[<prev] [next>] [thread-next>] [day] [month] [year] [list]
Message-ID: <alpine.DEB.1.00.1009191451090.5120@pokey.mtv.corp.google.com>
Date: Sun, 19 Sep 2010 14:55:40 -0700 (PDT)
From: Tom Herbert <therbert@...gle.com>
To: netdev@...r.kernel.org, davem@...emloft.net
cc: sridharr@...gle.com
Subject: [PATCH] xmit_compl_seq: information to reclaim vmsplice buffers
In this patch we propose to adds some socket API to retrieve the
"transmit completion sequence number", essentially a byte counter
for the number of bytes that have been transmitted and will not be
retransmitted. In the case of TCP, this should correspond to snd_una.
The purpose of this API is to provide information to userspace about
which buffers can be reclaimed when sending with vmsplice() on a
socket.
There are two methods for retrieving the completed sequence number:
through a simple getsockopt (implemented here for TCP), as well as
returning the value in the ancilary data of a recvmsg.

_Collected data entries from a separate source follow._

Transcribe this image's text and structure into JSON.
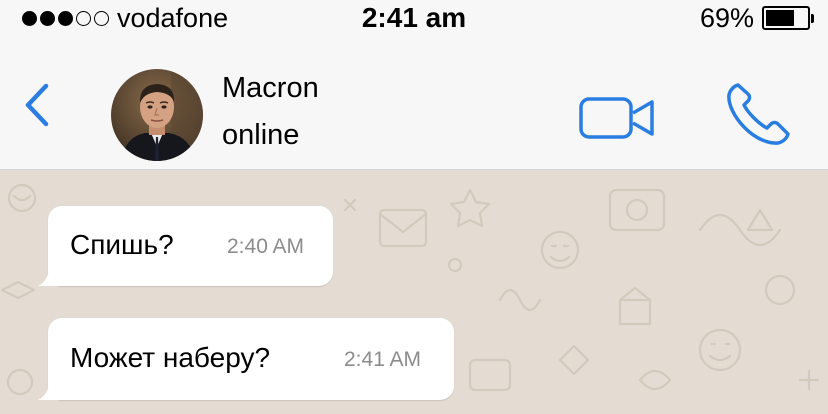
{
  "status_bar": {
    "carrier": "vodafone",
    "signal_bars_filled": 3,
    "signal_bars_total": 5,
    "time": "2:41 am",
    "battery_percent": "69%",
    "battery_level": 0.69
  },
  "header": {
    "back_icon": "chevron-left-icon",
    "contact_name": "Macron",
    "contact_status": "online",
    "video_icon": "video-camera-icon",
    "call_icon": "phone-icon",
    "accent_color": "#2a7de1"
  },
  "chat": {
    "wallpaper_color": "#e4dcd3",
    "messages": [
      {
        "text": "Спишь?",
        "time": "2:40 AM",
        "direction": "incoming"
      },
      {
        "text": "Может наберу?",
        "time": "2:41 AM",
        "direction": "incoming"
      }
    ]
  }
}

The expected flow would be something like:
- Connect is created
- Initial completion seq # is retrieved through the sockopt, and is
stored in userspace "compl_seq" variable for the connection.
- Whenever a send is done, compl_seq += # bytes sent.
- When doing a vmsplice the completion sequence number is saved
for each user space buffer, buffer_compl_seq = compl_seq.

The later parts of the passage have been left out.